S. maltophilia strains analyzed in this study are listed in Table 1. Clinical isolates were identified as S. maltophilia by using the VITEK II system (bioMerieux, Morey-l'Etoile, France). The identification was confirmed by PCR amplification and sequence analysis of the 16S rDNA. Strains were routinely grown in brain heart infusion at 37°C, except for the environmental strains LMG959, LMG10871, LMG10879 and OBGN1 which were grown at 30°C. In order to analyze the stability of the genomic regions under scrutiny, a few strains were sub-cultured in brain heart infusion at 37°C 5 times for 18–24 hrs.

PCR amplification

The DNA of single colonies derived from the final subcultures was analyzed by PCR amplification of DNA regions of interest. Genomic DNA was extracted as described by De Gregorio et al. [26]. PCR reactions were carried out by incubating 20 ng of DNA with 160 ng of each primer in the presence of dXTPs (200 nanomoles), 1.5mM magnesium chloride and the Taq DNA polymerase Recombinant (Invitrogen). Because of the high GC content of the S. maltophilia genome (> 66%), all PCR reactions were carried out in GC-rich buffer (Roche). The oligomers used as primers, and the annealing temperatures, are listed in Table 2. Samples were incubated at 95°C for 5', and subsequently for 1' at 95°C, 1' at the annealing temperature and 1' at 72°C, for a total of 30 cycles. At the end of the cycle, samples were kept at 72°C for 7' before harvesting.

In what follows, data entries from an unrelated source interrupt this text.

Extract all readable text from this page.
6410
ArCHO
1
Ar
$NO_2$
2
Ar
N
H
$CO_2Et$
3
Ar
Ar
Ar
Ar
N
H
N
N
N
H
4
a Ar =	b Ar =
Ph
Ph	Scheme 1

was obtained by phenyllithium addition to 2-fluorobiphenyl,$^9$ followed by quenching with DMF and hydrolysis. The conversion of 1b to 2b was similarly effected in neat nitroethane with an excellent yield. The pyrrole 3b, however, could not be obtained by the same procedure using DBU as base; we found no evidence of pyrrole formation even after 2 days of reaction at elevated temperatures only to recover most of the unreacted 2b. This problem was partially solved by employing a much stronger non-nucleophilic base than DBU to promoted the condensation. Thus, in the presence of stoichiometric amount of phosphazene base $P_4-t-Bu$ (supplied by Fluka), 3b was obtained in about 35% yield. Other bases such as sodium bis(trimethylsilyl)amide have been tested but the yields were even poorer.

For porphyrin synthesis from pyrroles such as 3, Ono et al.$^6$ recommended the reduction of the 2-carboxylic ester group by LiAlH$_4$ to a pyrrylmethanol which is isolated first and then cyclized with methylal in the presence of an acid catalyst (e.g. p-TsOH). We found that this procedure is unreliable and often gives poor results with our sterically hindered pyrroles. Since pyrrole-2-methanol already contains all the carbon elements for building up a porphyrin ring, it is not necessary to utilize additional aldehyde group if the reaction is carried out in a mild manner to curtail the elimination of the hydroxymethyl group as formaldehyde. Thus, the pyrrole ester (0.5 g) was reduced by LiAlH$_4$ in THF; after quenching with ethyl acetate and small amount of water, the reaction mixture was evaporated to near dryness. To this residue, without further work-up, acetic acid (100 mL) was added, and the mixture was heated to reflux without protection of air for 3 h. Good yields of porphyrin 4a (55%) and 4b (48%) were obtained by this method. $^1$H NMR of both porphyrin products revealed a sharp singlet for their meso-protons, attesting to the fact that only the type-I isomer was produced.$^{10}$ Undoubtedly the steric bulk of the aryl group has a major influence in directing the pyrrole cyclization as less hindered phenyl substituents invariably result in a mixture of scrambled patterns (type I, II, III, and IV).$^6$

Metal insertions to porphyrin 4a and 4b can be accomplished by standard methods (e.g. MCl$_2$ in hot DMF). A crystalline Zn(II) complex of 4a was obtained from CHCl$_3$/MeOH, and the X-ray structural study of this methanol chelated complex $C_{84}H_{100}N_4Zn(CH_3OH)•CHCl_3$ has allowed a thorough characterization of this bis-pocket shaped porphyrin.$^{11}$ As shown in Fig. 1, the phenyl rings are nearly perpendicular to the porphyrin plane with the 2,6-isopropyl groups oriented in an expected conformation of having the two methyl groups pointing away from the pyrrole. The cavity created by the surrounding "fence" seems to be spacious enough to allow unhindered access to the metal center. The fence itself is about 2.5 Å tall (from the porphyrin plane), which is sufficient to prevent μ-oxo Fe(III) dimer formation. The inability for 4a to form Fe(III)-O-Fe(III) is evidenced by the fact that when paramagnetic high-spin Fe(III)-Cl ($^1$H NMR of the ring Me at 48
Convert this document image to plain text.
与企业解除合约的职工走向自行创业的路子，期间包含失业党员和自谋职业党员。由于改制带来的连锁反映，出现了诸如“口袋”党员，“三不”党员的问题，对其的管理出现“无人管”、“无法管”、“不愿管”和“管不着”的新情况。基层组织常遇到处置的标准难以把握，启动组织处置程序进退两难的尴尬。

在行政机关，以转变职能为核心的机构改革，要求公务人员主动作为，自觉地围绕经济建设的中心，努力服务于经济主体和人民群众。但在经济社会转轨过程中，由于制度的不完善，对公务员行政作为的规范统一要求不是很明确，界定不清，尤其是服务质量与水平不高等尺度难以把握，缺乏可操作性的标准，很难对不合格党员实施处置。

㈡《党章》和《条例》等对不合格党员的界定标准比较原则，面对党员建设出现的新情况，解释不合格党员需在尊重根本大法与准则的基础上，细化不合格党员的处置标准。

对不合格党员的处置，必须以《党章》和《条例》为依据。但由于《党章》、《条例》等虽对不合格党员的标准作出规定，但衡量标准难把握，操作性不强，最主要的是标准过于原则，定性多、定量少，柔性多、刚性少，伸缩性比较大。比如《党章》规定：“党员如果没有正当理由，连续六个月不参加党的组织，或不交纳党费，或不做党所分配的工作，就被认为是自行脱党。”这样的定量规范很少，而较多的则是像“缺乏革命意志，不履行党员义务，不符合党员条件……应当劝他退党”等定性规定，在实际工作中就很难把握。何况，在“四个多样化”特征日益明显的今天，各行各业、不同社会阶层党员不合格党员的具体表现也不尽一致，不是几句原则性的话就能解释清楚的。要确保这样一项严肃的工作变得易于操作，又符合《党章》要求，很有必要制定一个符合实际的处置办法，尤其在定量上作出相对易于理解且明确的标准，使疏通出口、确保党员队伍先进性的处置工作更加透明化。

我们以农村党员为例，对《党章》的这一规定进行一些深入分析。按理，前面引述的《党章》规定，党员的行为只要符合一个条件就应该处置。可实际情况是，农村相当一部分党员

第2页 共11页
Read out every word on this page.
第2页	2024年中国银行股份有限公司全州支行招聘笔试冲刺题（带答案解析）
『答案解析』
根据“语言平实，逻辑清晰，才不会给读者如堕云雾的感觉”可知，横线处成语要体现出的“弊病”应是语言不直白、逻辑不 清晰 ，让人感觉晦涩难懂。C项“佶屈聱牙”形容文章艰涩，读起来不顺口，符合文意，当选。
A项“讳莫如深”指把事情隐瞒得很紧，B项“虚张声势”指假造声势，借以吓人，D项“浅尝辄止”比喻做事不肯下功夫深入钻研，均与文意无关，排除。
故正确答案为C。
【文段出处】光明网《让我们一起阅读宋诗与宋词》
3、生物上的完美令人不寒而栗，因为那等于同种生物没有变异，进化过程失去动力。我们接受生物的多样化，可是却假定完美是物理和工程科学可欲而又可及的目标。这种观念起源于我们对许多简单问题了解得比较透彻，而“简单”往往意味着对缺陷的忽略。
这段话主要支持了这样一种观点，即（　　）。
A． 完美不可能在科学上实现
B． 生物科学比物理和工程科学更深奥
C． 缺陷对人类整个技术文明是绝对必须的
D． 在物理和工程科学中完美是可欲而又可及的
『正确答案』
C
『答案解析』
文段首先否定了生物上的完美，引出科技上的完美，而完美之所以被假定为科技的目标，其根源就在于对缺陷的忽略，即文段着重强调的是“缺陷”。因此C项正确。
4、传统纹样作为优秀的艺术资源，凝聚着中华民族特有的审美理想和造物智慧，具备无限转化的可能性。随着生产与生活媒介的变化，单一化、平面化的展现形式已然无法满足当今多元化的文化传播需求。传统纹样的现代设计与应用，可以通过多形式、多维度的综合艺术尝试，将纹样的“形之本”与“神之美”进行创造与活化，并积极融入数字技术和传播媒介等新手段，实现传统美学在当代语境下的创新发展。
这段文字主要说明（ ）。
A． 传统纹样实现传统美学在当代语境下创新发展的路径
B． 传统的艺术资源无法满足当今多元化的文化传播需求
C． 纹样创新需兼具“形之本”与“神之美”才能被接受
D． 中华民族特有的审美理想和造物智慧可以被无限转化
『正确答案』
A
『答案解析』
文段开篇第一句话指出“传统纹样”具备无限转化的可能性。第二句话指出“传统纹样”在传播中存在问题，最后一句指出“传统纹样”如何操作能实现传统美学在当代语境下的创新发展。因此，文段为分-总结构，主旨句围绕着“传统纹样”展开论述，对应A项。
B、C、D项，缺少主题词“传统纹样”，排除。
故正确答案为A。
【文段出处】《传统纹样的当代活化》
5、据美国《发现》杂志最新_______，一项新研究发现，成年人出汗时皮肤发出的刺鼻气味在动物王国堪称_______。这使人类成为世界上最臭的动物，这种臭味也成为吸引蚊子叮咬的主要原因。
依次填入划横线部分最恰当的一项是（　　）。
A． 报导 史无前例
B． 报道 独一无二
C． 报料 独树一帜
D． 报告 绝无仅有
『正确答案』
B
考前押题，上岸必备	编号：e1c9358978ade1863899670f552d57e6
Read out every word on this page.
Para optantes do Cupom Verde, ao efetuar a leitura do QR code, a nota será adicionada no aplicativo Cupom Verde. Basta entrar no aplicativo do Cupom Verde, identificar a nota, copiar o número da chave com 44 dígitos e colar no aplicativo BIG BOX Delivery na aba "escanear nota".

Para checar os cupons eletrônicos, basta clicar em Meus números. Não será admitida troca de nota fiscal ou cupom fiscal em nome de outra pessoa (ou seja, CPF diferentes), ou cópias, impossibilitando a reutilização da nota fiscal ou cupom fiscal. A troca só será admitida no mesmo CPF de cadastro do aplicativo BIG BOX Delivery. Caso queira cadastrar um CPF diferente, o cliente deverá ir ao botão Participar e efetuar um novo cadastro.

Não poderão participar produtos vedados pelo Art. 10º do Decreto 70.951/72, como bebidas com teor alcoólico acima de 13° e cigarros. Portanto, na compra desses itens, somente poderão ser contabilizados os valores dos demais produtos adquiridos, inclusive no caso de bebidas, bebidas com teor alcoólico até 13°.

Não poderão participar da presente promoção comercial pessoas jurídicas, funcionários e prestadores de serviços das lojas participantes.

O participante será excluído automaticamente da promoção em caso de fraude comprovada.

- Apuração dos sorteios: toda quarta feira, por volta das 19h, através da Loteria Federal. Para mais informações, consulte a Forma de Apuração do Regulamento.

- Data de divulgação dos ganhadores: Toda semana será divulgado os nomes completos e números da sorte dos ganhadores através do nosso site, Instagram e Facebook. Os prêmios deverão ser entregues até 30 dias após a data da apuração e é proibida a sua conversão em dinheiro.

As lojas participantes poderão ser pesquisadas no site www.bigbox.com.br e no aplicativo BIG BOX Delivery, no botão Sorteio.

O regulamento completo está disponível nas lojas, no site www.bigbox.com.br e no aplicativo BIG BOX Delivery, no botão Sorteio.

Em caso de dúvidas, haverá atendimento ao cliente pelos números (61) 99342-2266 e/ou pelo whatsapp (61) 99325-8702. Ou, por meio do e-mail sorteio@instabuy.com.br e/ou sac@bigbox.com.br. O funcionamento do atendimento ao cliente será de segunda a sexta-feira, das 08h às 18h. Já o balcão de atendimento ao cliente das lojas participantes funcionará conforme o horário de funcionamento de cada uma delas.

PCR products were electrophoresed on 1.5–2% agarose gels in 0.5×TBE buffer (45 mM Tris pH 8, 45 mM Borate, 0.5 mM EDTA) at 120 V (constant voltage). The 100 bp ladder (Fermentas) was used as molecular weight marker.

PFGE analysis

Preparation of agarose plugs containing chromosomal DNA for PFGE analysis was performed using the PulseNet standardized procedure http://www.cdc.gov/pulsenet The DNA plugs were digested with 60 U of XbaI (Roche Diagnostics) at 37°C fo 16 h. Genomic DNA fragments were separated by PFGE at 14°C on agarose 1.2% w/v gels in a clamped homogeneous field electrophoresis apparatus (CHEF-DRII system; Bio-Rad, Hemel Hempstead, UK), with pulse times ramped from 1 to 20 s over 21 h at 6.0 V/cm in 0.5× TBE. DNA fragments obtained from XbaI digestion of plugs containing chromosomal DNA of Salmonella braenderup strain H9B12 were used as molecular weight markers [27].

Electrophoretic patterns were analyzed by UPGMA (Unweighted Pair Group Method with Arithmetic mean) using the Gel Compar II version 4.5 software (Applied Maths).